LIVING

Winnie The Pooh Banned At Poland Playground Because He's 'Half Naked'

11/21/2014 04:58 EST | Updated 11/21/2014 10:59 EST

Lawmakers in a small Polish town have banned Winnie the Pooh as the mascot of a playground and decried its author for coming up with such a "disturbing" character.

Councillors in the town of Tuszyn, just over 20 kilometres from Lodz, recently voted against making the famous bear the face of a playground because he doesn't wear pants, The Croatian Times reported Wednesday.

At the meeting, which was recorded in secret, Coun.

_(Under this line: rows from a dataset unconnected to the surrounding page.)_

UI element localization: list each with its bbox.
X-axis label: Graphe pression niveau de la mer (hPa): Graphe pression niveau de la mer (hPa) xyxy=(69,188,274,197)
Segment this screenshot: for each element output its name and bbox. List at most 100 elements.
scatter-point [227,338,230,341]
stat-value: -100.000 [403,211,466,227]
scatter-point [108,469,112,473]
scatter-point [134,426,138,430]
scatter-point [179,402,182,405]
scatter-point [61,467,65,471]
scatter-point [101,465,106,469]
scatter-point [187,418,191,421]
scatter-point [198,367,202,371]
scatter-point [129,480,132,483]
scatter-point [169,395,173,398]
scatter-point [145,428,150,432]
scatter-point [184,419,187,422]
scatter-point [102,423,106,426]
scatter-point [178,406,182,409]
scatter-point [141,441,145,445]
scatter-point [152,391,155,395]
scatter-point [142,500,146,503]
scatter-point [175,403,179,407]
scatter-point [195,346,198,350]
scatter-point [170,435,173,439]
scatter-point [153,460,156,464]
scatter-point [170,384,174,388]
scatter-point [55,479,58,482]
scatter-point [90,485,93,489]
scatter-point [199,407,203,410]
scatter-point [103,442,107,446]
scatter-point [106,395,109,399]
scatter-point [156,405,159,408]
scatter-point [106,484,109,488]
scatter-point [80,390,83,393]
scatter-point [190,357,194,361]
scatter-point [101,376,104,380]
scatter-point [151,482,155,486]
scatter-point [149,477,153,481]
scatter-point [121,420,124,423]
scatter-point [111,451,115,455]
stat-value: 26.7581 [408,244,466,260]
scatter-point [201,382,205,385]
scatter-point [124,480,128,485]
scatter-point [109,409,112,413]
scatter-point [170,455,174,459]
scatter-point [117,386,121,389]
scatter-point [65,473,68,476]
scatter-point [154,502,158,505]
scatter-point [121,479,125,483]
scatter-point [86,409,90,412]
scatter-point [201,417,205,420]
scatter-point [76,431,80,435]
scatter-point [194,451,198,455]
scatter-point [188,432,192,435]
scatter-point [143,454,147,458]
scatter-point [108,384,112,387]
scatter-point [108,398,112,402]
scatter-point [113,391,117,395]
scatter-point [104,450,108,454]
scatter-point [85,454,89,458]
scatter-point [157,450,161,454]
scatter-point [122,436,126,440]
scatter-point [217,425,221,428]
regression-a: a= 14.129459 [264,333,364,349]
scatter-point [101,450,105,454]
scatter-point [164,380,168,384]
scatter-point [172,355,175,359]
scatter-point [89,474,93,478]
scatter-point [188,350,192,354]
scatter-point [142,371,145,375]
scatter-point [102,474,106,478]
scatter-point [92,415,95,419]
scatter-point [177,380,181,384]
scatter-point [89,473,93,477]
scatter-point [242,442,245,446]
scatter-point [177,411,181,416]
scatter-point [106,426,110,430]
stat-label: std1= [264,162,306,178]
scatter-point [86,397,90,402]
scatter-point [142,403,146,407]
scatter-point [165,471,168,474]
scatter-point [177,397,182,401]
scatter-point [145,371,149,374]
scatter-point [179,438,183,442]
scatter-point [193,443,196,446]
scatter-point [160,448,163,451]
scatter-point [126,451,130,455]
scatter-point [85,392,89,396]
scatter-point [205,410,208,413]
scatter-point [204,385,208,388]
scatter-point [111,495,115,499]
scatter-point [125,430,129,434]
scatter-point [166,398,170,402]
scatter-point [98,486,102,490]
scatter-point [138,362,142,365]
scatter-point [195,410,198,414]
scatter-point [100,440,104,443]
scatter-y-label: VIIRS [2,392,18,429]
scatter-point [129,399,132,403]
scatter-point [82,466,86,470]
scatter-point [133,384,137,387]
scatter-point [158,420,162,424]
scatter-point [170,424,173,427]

Ryszard Cichy said the bear is "half naked which is wholly inappropriate for children."

Another councillor, Hanna Jachimska, said of Winnie the Pooh's author A.A. Milne: "This is very disturbing but can you imagine! The author was over 60 and cut his [Pooh's] testicles off with a razor blade because he had a problem with his identity."

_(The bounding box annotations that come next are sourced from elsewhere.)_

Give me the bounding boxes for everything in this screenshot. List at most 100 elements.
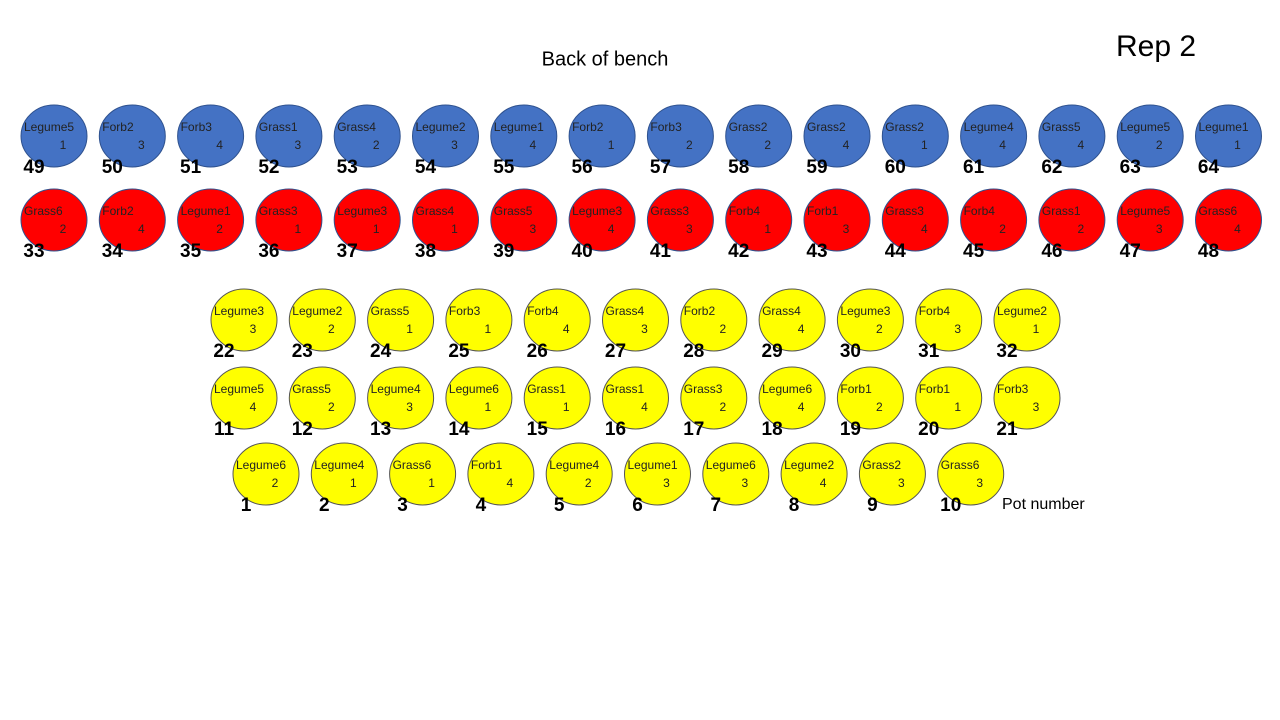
- rep-label: 3: [741, 476, 748, 490]
- rep-label: 2: [1156, 138, 1163, 152]
- rep-label: 1: [406, 322, 413, 336]
- pot-number: 39: [493, 241, 514, 262]
- rep-label: 4: [563, 322, 570, 336]
- pot: [310, 442, 378, 506]
- pot-number: 52: [258, 157, 279, 178]
- pot: [177, 188, 245, 252]
- pot: [1195, 104, 1262, 168]
- species-label: Grass3: [885, 204, 924, 218]
- pot: [758, 366, 826, 430]
- rep-label: 1: [764, 222, 771, 236]
- species-label: Forb4: [964, 204, 996, 218]
- pot-number: 4: [476, 495, 487, 516]
- pot-number: 47: [1120, 241, 1141, 262]
- species-label: Legume2: [784, 458, 834, 472]
- pot-number: 18: [762, 419, 783, 440]
- species-label: Forb3: [449, 304, 481, 318]
- rep-label: 3: [250, 322, 257, 336]
- rep-label: 4: [999, 138, 1006, 152]
- pot-number: 31: [918, 341, 940, 362]
- rep-label: 3: [843, 222, 850, 236]
- pot-number: 12: [292, 419, 313, 440]
- pot: [490, 188, 558, 252]
- rep-label: 1: [428, 476, 435, 490]
- pot-number: 22: [213, 341, 234, 362]
- rep-label: 1: [373, 222, 380, 236]
- pot-number: 36: [258, 241, 279, 262]
- pot-number: 54: [415, 157, 437, 178]
- pot-number: 43: [806, 241, 827, 262]
- species-label: Legume2: [997, 304, 1047, 318]
- pot: [702, 442, 770, 506]
- species-label: Legume5: [1120, 204, 1170, 218]
- pot-number: 23: [292, 341, 313, 362]
- rep-label: 3: [138, 138, 145, 152]
- species-label: Legume4: [964, 120, 1014, 134]
- species-label: Grass4: [762, 304, 801, 318]
- species-label: Legume1: [181, 204, 231, 218]
- species-label: Forb3: [997, 382, 1029, 396]
- pot: [255, 104, 323, 168]
- pot-number: 34: [102, 241, 124, 262]
- rep-label: 3: [641, 322, 648, 336]
- rep-label: 1: [295, 222, 302, 236]
- pot: [1116, 104, 1184, 168]
- pot: [568, 188, 636, 252]
- pot: [1116, 188, 1184, 252]
- rep-label: 2: [373, 138, 380, 152]
- pot: [680, 366, 748, 430]
- pot: [412, 188, 479, 252]
- species-label: Forb4: [919, 304, 951, 318]
- pot: [232, 442, 300, 506]
- rep-label: 3: [451, 138, 458, 152]
- species-label: Grass4: [606, 304, 645, 318]
- pot-number: 42: [728, 241, 749, 262]
- rep-label: 2: [585, 476, 592, 490]
- species-label: Legume5: [1120, 120, 1170, 134]
- species-label: Grass6: [393, 458, 432, 472]
- pot: [98, 104, 166, 168]
- pot: [367, 288, 435, 352]
- species-label: Legume6: [449, 382, 499, 396]
- pot-number: 51: [180, 157, 202, 178]
- rep-label: 3: [406, 400, 413, 414]
- pot-number: 35: [180, 241, 202, 262]
- rep-label: 1: [451, 222, 458, 236]
- pot-number: 13: [370, 419, 391, 440]
- species-label: Grass5: [292, 382, 331, 396]
- pot: [937, 442, 1005, 506]
- pot-number: 38: [415, 241, 436, 262]
- rep-label: 3: [663, 476, 670, 490]
- rep-label: 2: [1078, 222, 1085, 236]
- pot: [1195, 188, 1262, 252]
- rep-label: 4: [798, 400, 805, 414]
- pot: [758, 288, 826, 352]
- pot: [412, 104, 479, 168]
- species-label: Grass3: [684, 382, 723, 396]
- species-label: Grass5: [371, 304, 410, 318]
- pot: [915, 288, 983, 352]
- pot-number: 25: [448, 341, 470, 362]
- species-label: Grass4: [337, 120, 376, 134]
- pot-number: 10: [940, 495, 961, 516]
- pot-number: 14: [448, 419, 470, 440]
- rep-label: 1: [608, 138, 615, 152]
- pot-number: 29: [762, 341, 783, 362]
- pot: [680, 288, 748, 352]
- species-label: Grass3: [259, 204, 298, 218]
- pot-number: 49: [23, 157, 44, 178]
- rep-label: 2: [876, 400, 883, 414]
- pot: [993, 288, 1061, 352]
- pot: [568, 104, 636, 168]
- pot-number: 50: [102, 157, 123, 178]
- species-label: Forb1: [919, 382, 951, 396]
- pot-number: 24: [370, 341, 392, 362]
- rep-label: 4: [1078, 138, 1085, 152]
- pot: [367, 366, 435, 430]
- pot-number: 64: [1198, 157, 1220, 178]
- pot: [960, 104, 1028, 168]
- pot: [255, 188, 323, 252]
- pot: [20, 104, 88, 168]
- species-label: Grass2: [807, 120, 846, 134]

Winnie's banishment from the Tuszyn playground prompted a response from Brian Bowman, the mayor of Winnipeg, the city after whom the bear that inspired the character was named, CBC News reported.

"Clearly, Winnie is a cartoon bear who doesn't wear pants, but I'd like to note that the beloved Disney characters Donald Duck and Chip and Dale (the Rescue Rangers) are also pant-less, Mickey Mouse doesn't wear a shirt, and Tony the Tiger is nearly nude," he said in a prepared statement.

"Winnipeg is a tolerant and accepting community, and I hope that Winnie continues to teach children about kindness and friendship for years to come."

The story of Winnie the Pooh begins during WWI, when a Canadian soldier and veterinarian from Winnipeg named Harry Colebourn bought a bear for $20 from a hunter in White River, Ont.

He named the bear "Winnie" after Winnipeg.

Eventually, he learned he was heading to the front and left "Winnie" at the London Zoo, where author Milne saw the bear with his son Christopher Robin. Milne later published a series of books about the bear, starting with "Winnie the Pooh" in 1926, in which he appears totally naked.

The creation of Winnie the Pooh was immortalized in the Heritage Minute posted above this story.

It was only when Disney began making films about Winnie that he wore a red shirt.

But this is not the first time that authorities have banned him.

In 2009, Winnie was placed on a list of "extremist material" in Russia after he appeared somewhere with a swastika, Newsweek reported.